New Multi-thread Friendly Memory Manager for FPC written in x86_64 assembly

As a gift to the FPC community, I just committed a new Memory Manager for FPC.
Check mormot.core.fpcx64mm.pas in our mORMot2 repository.
This is a stand-alone unit for FPC only.

It targets Windows and Linux multi-threaded Service applications - typically mORMot daemons.
It is written in almost pure x86_64 assembly, and some unique tricks in the Delphi/FPC Memory Manager world.
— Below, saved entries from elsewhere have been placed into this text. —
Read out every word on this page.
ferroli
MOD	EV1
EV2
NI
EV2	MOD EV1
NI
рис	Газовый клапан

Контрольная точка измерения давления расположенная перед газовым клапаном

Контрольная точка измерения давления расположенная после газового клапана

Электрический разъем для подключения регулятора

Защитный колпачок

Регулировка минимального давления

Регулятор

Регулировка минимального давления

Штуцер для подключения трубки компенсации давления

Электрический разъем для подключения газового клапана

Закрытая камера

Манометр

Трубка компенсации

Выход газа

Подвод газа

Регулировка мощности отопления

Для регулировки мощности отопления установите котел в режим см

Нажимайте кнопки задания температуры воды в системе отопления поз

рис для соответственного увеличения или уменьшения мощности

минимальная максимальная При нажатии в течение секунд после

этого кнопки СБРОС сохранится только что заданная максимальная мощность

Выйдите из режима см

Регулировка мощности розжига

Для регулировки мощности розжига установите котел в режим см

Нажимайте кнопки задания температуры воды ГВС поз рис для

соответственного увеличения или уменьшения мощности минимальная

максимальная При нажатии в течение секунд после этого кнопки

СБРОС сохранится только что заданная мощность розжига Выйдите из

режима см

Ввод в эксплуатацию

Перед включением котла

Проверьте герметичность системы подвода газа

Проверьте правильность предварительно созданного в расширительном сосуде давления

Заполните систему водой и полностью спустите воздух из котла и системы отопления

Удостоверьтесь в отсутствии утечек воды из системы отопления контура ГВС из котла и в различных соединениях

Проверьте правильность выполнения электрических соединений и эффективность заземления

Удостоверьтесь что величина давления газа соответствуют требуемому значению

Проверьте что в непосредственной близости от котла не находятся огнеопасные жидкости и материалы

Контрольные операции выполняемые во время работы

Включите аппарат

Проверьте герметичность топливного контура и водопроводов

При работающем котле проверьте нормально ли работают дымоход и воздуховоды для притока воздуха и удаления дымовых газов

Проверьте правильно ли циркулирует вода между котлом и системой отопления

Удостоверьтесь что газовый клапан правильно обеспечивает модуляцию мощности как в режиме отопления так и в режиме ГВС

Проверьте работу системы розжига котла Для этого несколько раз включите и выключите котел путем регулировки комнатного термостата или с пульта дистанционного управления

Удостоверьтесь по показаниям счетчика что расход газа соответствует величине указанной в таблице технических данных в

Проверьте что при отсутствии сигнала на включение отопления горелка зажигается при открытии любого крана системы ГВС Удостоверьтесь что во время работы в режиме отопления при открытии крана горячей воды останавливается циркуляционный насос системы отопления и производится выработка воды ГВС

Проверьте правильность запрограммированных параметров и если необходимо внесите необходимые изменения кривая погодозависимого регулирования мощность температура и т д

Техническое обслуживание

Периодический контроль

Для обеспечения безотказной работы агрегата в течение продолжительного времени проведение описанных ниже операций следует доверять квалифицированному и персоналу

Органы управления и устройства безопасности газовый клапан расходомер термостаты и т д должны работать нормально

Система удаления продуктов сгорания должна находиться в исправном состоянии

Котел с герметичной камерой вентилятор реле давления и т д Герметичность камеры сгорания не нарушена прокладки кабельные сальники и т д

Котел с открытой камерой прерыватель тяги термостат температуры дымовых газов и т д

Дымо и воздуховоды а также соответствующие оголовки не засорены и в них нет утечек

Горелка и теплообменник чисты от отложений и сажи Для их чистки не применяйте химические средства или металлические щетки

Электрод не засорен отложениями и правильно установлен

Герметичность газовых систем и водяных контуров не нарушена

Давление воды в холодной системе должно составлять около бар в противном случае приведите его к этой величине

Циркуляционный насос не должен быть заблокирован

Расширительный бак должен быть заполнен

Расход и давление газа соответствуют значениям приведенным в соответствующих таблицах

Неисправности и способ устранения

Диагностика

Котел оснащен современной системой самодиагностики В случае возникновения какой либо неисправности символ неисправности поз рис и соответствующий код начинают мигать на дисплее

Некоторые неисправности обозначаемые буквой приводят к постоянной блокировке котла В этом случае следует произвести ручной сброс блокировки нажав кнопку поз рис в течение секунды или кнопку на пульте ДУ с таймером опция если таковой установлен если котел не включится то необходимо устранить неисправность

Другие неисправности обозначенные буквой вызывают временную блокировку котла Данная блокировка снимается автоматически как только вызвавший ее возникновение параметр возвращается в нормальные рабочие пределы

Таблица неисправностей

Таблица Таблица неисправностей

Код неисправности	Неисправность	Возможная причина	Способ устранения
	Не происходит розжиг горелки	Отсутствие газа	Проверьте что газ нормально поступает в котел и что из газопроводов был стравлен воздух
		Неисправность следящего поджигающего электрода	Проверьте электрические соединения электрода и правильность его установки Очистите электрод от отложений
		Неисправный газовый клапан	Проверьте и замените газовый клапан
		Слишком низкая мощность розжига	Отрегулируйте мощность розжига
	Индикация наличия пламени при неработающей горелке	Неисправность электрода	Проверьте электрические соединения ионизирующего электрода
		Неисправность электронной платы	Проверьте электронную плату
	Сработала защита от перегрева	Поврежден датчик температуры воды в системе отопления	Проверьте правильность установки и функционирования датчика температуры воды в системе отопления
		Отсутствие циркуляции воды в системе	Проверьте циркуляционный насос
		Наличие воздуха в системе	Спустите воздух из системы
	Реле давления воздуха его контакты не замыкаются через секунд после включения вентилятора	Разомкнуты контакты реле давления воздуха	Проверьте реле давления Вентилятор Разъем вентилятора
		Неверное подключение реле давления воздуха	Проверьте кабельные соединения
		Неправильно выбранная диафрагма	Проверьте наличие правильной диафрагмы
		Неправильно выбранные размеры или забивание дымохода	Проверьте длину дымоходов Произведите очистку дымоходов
It is based on FastMM4 (not FastMM5), and we didn't follow the path of the FastMM4-AVX version - instead of AVX, we use plain good (non-temporal) SSE2 opcode, and we rely on the mremap API on Linux for very efficient reallocation. Using mremap is perhaps the biggest  benefit of this memory manager - it leverages a killer feature of the Linux kernel for sure. By the way, we directly call the Kernel without the need of the libc.

We tuned our x86_64 assembly a lot, and made it cross-platform (Windows and POSIX). We profiled the multi-threading, especially by adding some additional small blocks for GetMem (which is a less expensive notion of "arenas" as used in FastMM5 and most C allocators), introducing an innovatice and very efficient round-robin of tiny blocks (<128 bytes), and proper spinning for FreeMem and medium blocks.

It runs all our regression tests with huge performance and stability - including multi-threaded tests with almost no slow down: sleep is reported as less than 1 ms during a 1 minute test. It has also been validated on some demanding multi-threaded tasks.